Gericht: Filmen eines Polizeieinsatzes ist keine Straftat
Von Rechtsanwalt Christian Schwarz, LL.M.
Fachanwalt für Urheber- und Medienrecht
Fachanwalt für gewerblichen Rechtsschutz
Während Polizeieinsätzen gehört es mittlerweile wohl schon zum gewohnten Bild: Herumstehende zücken ihr Mobiltelefon und filmen das Geschehen mit. Das Landgericht Osnabrück musste sich nunmehr in einem Beschwerdeverfahren damit befassen, ob es sich bei einer solchen Handyaufnahme um eine Straftat handelt und ob das Telefon von der Polizei beschlagnahmt werden darf (LG Osnabrück, Beschluss vom 24. September 2021, Az. 10 Qs 49/21).
Grundlage der gerichtlichen Entscheidung war folgender Sachverhalt: Im Juni 2021 kam es in der Innenstadt von Osnabrück zu einem Polizeieinsatz, bei welchem eine Person auf dem Boden fixiert werden musste. Während des Einsatzes wurden die Polizisten wiederholt durch umstehende Personen gestört. Als die Beamten gegen diese Personen Platzverweise aussprachen, wurden sie von einer Person mit dem Smartphone gefilmt. Die Polizisten forderten diesen dazu auf, die Aufnahmen zu unterlassen und beschlagnahmten im weiteren Verlauf sein Handy wegen des Verdachts der Verletzung der Vertraulichkeit des Wortes (§ 201 StGB).

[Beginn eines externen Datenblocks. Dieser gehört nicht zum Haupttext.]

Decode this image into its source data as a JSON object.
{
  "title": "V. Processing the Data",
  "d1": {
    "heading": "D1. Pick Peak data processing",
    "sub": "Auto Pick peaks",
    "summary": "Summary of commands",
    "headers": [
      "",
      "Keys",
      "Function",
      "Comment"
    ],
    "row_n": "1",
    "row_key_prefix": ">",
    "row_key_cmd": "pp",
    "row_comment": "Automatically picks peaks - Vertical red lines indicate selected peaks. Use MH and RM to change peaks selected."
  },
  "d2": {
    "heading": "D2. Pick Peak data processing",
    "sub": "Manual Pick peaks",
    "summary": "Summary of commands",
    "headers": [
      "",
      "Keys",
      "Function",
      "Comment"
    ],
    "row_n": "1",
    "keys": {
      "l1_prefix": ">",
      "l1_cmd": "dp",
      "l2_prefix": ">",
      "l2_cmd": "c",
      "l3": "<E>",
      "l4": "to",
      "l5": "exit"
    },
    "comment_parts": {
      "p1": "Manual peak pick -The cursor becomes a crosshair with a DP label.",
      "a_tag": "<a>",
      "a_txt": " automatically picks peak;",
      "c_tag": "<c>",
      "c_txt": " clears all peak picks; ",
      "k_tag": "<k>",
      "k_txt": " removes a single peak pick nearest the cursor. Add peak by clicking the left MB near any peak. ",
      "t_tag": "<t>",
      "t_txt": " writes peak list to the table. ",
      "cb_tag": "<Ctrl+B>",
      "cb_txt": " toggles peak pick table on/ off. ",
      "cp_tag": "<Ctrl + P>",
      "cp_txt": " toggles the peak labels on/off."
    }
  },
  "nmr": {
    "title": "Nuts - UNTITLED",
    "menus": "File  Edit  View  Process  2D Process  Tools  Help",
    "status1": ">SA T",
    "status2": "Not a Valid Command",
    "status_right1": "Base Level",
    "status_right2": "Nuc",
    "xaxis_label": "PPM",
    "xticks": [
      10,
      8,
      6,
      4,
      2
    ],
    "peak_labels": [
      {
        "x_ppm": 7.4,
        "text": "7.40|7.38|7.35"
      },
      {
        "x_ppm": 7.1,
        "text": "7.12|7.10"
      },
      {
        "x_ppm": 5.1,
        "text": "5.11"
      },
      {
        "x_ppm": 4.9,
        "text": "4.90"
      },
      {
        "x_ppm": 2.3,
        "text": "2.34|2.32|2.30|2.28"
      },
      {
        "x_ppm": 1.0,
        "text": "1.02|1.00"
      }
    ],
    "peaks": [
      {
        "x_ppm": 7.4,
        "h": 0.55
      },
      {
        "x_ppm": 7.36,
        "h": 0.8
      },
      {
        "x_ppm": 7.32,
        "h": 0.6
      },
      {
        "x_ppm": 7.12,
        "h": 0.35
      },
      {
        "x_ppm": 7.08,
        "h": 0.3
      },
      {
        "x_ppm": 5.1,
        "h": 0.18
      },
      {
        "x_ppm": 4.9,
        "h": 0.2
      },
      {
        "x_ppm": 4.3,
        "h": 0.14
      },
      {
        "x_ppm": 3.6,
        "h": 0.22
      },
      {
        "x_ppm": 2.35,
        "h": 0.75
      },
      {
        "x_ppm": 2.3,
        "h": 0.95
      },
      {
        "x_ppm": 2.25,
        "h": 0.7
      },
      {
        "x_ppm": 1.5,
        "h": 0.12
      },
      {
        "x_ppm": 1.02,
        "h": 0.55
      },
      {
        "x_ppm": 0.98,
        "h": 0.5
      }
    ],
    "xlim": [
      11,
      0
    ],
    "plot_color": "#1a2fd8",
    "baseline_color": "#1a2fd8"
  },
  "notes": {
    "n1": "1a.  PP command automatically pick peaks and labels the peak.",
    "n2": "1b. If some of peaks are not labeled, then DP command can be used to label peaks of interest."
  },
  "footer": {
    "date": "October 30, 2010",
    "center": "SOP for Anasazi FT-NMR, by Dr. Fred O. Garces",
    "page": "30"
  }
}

Das Amtsgericht Osnabrück bestätigte die Maßnahme der Polizei, das Landgericht hingegen hob sie auf. Es liege kein Anfangsverdacht für eine strafbare Handlung der filmenden Person vor, so dass das Handy nicht hätte beschlagnahmt werden dürfen. In einer Pressemitteilung des Landgerichts Osnabrück vom 4. Oktober 2021 heißt es dazu:
„Die von den Polizeibeamten vorgenommenen Diensthandlungen seien im öffentlichen Verkehrsraum vorgenommen worden. Die insoweit gesprochenen Worte seien in faktischer Öffentlichkeit gesprochen, weil der Ort frei zugänglich gewesen sei. Die Strafvorschrift des § 201 StGB, die die Verletzung der Vertraulichkeit des Wortes unter Strafe stelle, erfasse solche Äußerungen nicht. Die Vorschrift schütze die Unbefangenheit der mündlichen Äußerung. Diese Unbefangenheit sei bei dienstlichem Handeln, das rechtlich gebunden sei und der rechtlichen Überprüfung unterliege, nicht tangiert. Darüber hinaus sei zu berücksichtigen, dass gem. § 201 a StGB das Anfertigen von Bildaufnahmen im öffentlichen Raum – von wenigen Ausnahmenfällen abgesehen – straffrei sei. Es sei kein Grund ersichtlich, warum das Aufnehmen von Tonaufnahmen im öffentlichen Raum strenger geahndet werden sollte als die Fertigung von Bildaufnahmen in demselben Umfeld.“
Nach Ansicht der Großen Strafkammer des Landgerichts lag demnach keine Straftat vor. Somit war auch die Beschlagnahme des Smartphones rechtswidrig.
Dennoch ist bei solchen Filmaufnahmen stets äußerste Vorsicht geboten: Bereits das bloße Aufnehmen kann schon einen Eingriff in das allgemeine Persönlichkeitsrecht (§ 823 Abs. 1 BGB, Art. 2 Abs. 1, Art. 1 Abs. 1 GG) darstellen. Wer die Aufnahmen anschließend – zum Beispiel in sozialen Netzwerken – veröffentlicht oder anders verbreitet, muss womöglich mit zivilrechtlichen Konsequenzen der Betroffenen rechnen (§§ 22, 23 KUG). Auch kann die Verbreitung oder öffentliche Zurschaustellung wiederrum strafrechtlich zu bewerten sein (§ 33 KUG).